Why Surviving January Is a Big Deal for Me
Yes, I know many of us find January hard with the post-Christmas blues and the lack of money and the gray days and going back to work or school. But I face every January like a soldier going to war – it’s a battle. The worst periods of my depression have always been in January and my most chronic ill health has always been exacerbated by a new year. Even with every trick in my book practiced and honed, I still struggle.
This year I thought I had it all sorted out. I had taken preemptive measures to fight depression by getting weekly counseling organized. I started vitamin and nutrient improvements before the clock struck midnight. I had plans to see people and not feel isolated. I even had targets for creative and productive undertakings which would distract and uplift me. But they all came to nothing when I was on my knees in a puddle of tears and despair by January 6th. There were no celebrations of visiting kings, although some wise counseling men and women kept me going.

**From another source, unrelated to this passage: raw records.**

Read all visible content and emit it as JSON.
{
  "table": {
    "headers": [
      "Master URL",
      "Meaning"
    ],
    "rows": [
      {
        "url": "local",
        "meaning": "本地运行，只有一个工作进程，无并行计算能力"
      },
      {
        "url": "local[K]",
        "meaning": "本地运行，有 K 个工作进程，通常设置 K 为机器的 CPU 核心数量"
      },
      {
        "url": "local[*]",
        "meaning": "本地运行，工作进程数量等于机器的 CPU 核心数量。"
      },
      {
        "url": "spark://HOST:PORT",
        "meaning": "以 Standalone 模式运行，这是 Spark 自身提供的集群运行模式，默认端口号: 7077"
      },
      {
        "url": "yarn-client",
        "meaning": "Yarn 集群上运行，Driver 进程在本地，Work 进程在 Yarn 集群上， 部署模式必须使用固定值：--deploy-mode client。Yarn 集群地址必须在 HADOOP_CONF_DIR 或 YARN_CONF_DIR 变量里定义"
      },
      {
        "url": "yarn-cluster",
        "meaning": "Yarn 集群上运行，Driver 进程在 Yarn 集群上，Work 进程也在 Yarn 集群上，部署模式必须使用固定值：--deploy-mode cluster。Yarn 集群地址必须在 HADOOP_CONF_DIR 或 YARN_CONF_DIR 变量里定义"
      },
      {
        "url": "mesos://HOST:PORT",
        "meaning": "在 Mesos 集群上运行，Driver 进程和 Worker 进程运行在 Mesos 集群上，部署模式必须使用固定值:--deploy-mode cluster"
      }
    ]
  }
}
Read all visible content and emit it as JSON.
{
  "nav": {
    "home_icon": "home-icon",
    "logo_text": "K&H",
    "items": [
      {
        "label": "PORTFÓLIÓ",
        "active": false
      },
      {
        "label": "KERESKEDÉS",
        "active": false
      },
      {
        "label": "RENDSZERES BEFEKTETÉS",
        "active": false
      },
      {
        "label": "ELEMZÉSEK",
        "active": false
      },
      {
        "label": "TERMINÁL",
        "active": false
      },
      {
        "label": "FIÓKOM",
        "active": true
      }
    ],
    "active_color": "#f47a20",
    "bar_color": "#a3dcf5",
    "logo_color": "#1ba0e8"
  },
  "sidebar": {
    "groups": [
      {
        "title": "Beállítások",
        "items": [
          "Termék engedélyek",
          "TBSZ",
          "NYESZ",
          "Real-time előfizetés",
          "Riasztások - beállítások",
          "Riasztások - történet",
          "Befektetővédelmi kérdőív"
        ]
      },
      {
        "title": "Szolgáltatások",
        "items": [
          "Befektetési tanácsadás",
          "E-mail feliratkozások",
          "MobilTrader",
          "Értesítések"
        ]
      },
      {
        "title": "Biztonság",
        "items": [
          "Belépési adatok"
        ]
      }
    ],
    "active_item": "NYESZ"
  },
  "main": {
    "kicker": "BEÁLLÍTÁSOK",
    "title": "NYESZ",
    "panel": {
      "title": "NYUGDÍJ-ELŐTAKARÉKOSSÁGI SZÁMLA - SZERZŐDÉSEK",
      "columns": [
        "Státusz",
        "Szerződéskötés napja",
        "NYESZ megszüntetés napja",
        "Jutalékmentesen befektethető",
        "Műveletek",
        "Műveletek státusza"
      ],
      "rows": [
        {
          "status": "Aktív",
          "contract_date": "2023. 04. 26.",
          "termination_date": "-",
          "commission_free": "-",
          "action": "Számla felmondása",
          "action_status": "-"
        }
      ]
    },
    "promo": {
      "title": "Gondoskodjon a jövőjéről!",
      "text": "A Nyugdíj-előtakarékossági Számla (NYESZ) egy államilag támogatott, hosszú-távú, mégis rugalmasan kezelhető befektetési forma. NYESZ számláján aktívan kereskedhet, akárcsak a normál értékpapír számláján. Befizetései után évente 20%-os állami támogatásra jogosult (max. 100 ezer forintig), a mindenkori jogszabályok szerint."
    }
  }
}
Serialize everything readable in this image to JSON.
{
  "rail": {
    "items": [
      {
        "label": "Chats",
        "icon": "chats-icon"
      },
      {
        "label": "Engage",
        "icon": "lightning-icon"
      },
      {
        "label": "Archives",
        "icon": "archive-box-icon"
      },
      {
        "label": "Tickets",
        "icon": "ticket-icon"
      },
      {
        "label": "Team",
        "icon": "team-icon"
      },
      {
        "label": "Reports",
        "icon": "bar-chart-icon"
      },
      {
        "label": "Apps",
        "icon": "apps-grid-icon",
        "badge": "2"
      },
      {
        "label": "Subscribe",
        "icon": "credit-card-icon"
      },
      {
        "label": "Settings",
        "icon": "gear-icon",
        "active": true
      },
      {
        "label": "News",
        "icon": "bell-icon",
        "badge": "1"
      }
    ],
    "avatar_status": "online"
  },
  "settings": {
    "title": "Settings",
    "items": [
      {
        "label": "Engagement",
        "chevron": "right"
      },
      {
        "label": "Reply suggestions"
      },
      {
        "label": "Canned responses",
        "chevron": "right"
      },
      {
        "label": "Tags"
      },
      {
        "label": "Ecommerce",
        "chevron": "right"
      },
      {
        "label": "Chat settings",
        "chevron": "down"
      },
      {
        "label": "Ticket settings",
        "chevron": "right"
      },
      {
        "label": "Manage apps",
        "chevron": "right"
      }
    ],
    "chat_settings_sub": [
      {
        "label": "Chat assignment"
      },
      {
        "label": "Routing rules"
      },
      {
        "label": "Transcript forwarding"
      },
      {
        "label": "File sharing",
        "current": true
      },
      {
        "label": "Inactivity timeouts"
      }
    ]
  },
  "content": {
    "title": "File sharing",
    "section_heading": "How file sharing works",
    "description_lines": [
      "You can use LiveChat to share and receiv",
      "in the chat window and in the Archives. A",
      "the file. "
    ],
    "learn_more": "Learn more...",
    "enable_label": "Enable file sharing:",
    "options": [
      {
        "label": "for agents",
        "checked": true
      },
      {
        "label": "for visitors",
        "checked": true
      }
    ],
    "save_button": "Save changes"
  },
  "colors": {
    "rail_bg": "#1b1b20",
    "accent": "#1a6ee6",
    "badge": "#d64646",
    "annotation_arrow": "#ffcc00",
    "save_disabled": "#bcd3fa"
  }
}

I spoke twice a week to professionals who helped me spot the light in the darkness of depression and set small achievable targets to bring more positivity into my negative thoughts. They encouraged me to reach out and doing so helped me remember how much friends can help and do care. They refused to accept my life was pointless and they identified all the ways I am needed by my family. They led me, shuffling in the dark, back up the cliffs I had fallen over as my depression overtook me.
One week into February I am able to look back and see how far I’ve come since this time last month. I am no longer plodding through a period of hibernation but spotting the signs of spring. Maybe this is seasonal affective disorder (SAD). Maybe it’s a self-fulfilling prophecy that brings on depression every year. Maybe it’s just bad timing. Who knows? All I care is I survived January.